Luego una escena dolorosa dentro del solo dolor del poema. Y luego la segunda cumbre, Celia le ruega a su madre que le traiga su canario guardado en una diminuta jaula y le habla como a un riño mimado, como a un bebito regalón.

Suena de nuevo el nocturno y Celia queda en un extraño éxtasis. Imagina al maestro intérprete, joven, hermoso, pálido, gallardo.

A través de la música de Chopin, así lo imagina, se enamora loca, perdidamente de su hombre ideal. Y sintiendo la proximidad de una crisis definitiva en su dolencia, ante el médico llamado, con toda urgencia, Celia pidiendo flores, muchas flores y cubriéndose con ellas, adornándose con sus joyas que cree la realzan, perdiendo sus dedos afilados y febriles en su ondulada cabellera, por ordenar sus rizos de oro, pide como única salvación, como supremo anhelo que venga el maestro joven, el alto intérprete de Chopin, que necesariamente deberá amarla.

El doctor, emocionado, corre él mismo en su busca, para volver luego acompañado de un pobre viejo encorvado y triste, con su melena de nieve y sus manos temblorosas.

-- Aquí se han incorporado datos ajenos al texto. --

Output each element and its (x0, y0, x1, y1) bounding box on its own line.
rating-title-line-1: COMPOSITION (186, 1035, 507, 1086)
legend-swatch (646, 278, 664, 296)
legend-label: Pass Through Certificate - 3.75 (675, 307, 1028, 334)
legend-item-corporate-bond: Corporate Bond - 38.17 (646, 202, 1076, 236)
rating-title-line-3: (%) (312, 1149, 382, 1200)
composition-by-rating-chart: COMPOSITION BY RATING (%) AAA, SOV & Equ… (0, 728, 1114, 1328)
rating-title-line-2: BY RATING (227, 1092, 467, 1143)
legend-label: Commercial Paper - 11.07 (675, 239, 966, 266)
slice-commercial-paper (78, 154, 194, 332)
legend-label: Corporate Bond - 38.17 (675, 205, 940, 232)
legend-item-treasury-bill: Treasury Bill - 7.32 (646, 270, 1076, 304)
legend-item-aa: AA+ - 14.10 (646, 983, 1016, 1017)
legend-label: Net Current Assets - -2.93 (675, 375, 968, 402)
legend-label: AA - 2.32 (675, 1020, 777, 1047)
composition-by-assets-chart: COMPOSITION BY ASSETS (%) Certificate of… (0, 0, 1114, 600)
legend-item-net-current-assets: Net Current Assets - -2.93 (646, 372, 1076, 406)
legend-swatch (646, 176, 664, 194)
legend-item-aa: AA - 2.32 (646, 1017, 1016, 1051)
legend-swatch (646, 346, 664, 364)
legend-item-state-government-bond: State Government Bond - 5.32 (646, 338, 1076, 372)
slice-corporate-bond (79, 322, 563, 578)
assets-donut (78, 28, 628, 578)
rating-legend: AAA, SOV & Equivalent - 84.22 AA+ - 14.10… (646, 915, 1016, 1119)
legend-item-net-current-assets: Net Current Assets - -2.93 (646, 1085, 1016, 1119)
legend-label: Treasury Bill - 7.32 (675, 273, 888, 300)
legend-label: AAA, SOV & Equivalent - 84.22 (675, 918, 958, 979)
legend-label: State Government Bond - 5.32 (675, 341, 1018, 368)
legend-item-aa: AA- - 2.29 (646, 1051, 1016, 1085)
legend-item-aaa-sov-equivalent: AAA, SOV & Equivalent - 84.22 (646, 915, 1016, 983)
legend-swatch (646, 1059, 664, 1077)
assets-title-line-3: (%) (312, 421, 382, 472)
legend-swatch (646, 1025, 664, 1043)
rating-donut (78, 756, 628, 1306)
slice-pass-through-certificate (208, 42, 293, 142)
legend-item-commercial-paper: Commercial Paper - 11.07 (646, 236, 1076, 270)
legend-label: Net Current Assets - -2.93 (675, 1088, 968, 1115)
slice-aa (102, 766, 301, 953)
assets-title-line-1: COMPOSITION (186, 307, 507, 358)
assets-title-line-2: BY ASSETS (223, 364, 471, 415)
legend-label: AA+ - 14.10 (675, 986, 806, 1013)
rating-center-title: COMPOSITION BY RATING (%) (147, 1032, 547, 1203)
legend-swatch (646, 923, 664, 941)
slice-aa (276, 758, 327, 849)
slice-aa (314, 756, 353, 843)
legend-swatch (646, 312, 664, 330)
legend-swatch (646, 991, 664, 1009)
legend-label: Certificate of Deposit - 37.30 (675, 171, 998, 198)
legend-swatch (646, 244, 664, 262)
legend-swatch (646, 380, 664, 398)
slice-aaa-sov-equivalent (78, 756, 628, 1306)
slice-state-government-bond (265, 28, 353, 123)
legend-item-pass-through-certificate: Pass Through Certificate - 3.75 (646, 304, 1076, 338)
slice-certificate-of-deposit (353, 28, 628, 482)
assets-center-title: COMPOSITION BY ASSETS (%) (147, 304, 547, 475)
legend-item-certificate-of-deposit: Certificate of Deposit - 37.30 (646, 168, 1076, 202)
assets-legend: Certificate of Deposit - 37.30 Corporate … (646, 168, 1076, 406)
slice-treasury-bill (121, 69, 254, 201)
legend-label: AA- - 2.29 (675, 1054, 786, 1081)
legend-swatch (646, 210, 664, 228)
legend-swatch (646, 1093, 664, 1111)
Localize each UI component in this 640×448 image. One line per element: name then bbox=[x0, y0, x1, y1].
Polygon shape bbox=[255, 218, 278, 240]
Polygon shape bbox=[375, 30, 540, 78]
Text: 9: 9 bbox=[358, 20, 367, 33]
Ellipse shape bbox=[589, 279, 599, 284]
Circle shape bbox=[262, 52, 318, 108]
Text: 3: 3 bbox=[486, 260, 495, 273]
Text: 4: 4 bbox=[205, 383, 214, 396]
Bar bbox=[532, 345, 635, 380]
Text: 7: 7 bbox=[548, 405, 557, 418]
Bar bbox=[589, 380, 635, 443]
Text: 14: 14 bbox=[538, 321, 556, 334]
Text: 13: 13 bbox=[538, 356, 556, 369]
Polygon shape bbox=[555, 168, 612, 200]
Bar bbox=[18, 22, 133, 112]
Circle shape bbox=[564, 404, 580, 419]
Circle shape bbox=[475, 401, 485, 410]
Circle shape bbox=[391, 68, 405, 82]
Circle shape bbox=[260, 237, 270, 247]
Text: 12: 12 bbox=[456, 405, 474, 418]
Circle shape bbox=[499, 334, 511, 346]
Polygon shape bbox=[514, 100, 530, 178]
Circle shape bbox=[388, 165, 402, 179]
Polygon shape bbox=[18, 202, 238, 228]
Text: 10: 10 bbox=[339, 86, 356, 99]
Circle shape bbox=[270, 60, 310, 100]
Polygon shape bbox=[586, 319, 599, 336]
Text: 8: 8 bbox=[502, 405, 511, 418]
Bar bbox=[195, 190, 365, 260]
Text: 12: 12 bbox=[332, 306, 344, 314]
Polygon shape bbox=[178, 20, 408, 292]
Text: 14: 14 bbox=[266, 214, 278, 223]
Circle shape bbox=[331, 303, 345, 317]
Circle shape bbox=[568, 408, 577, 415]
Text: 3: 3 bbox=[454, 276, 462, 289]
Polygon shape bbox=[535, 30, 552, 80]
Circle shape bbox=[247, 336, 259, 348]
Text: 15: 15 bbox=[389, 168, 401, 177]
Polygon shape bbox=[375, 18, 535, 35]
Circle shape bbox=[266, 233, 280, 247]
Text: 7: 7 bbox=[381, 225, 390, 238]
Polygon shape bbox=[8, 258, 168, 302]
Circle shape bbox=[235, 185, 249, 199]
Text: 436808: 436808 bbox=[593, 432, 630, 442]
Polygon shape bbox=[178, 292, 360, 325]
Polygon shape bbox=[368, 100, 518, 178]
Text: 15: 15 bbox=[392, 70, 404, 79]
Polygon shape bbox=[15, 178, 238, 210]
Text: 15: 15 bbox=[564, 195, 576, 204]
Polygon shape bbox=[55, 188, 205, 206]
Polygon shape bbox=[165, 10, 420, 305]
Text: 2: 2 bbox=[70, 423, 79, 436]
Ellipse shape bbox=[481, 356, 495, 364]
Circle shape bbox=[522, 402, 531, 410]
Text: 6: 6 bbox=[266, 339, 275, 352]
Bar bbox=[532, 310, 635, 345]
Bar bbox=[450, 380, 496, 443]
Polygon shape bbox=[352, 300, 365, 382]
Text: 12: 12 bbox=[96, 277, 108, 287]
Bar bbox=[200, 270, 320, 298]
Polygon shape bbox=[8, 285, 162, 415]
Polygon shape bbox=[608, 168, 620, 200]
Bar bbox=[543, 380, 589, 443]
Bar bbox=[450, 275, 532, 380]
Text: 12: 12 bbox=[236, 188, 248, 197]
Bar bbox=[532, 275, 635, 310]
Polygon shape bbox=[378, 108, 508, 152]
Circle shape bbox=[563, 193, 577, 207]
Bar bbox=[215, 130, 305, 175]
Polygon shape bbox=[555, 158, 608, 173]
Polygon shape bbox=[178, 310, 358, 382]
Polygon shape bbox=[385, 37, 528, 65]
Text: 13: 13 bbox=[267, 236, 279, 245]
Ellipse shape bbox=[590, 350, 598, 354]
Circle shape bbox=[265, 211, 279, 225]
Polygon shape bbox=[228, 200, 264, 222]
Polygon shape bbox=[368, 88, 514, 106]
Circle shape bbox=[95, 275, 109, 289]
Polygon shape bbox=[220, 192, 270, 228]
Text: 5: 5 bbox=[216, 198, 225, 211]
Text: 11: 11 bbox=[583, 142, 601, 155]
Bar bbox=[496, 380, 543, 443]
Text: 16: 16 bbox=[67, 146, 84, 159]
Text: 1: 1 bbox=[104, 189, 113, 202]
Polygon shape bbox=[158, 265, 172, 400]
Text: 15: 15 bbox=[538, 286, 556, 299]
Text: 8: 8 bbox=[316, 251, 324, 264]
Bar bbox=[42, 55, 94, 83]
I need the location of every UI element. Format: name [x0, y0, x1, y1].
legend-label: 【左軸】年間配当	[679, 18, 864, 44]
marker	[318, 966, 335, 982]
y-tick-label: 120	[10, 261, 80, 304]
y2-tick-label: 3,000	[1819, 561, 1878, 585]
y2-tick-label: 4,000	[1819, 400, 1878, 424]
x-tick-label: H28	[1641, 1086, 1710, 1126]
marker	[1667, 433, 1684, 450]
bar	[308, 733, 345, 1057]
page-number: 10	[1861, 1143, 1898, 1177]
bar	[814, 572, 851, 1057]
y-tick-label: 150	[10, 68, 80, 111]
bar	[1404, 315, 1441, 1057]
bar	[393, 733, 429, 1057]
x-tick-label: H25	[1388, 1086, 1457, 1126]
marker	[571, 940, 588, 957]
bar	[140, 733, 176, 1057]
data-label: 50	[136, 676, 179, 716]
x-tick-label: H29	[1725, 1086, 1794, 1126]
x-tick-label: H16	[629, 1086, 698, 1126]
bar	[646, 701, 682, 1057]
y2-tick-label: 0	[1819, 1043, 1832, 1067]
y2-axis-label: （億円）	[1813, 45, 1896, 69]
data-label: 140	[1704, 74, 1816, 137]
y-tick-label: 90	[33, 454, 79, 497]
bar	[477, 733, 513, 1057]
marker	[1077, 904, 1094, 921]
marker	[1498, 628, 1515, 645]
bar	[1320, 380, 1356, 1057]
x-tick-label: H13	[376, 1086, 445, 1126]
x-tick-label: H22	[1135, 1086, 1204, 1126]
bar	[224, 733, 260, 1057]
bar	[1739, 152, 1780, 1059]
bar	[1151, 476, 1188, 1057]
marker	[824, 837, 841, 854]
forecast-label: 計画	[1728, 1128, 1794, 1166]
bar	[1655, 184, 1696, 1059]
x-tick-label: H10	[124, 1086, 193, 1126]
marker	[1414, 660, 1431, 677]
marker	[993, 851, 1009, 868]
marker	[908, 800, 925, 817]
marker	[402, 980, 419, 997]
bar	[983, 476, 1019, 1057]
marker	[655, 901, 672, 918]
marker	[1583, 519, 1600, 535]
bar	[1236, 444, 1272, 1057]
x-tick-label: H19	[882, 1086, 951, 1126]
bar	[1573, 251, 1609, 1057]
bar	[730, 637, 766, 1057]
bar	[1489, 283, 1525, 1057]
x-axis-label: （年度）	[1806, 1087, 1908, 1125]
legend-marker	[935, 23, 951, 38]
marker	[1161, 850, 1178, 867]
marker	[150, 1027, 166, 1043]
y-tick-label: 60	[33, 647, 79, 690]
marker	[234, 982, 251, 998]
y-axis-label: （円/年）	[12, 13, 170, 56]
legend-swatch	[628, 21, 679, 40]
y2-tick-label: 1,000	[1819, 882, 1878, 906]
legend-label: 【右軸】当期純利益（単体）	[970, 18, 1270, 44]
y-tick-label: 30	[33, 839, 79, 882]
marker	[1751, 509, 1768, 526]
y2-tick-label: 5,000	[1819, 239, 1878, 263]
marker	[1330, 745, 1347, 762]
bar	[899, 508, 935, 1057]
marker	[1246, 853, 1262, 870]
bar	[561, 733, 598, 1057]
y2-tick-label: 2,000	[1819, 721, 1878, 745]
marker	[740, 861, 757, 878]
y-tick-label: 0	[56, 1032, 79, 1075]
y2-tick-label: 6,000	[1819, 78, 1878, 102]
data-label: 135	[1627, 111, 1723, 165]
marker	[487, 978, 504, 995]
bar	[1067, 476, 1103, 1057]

Celia le ve, y vuelta así tan duramente –como en la vida– a la realidad de su sueño, profiere un grito lastimero: tal su hondo de desencanto, tal su amargura del último desengaño.

No cree, no quiere creer que Juan María, el viejo maestro, sea quien la enamoró con solo su ejecución musical.

Debe ir hasta el piano donde de nuevo suena el Nocturno, y entre las postreras notas de la tierna producción, el alma de Celia, se le escapa por los labios, que se contraen en un rictus de suprema desolación.

Todo ha terminado. El pobre viejo –extraño casi al drama – dándose cuenta de lo que era el alma que se ha ido, se abraza a la cabeza de Celia, y llorando dale un beso en nombre del arte, del sentimiento y del cariño. En eso donde el telón cae.

¿Se aplaude mucho? No, ni se puede.

Las damas lloran ya sin disimulo, mientras los hombres, los fuertes, van disimulando en un gesto de vanidad viril, los ojos empañados en un derramar silencioso de lágrimas nacidas del poema, que si no vivido, no hay espíritu que no lo haya sentido germinar a los veinte años en el corazón.

He aquí, el mayor éxito de Carri Pérez.

Ha contribuido, sin duda alguna, al mayor éxito del poema, la colaboración inteligente y eximia de Hugo del Carril, que ejecutó magistralmente al piano el nocturno que motiva el asunto. El público, en justicia, lo llamó a los honores de la escena en medio de una ovación.

Hoy se repite, en la sección “Corso”, que empezará a las seis de la tarde, El nocturno de Chopin.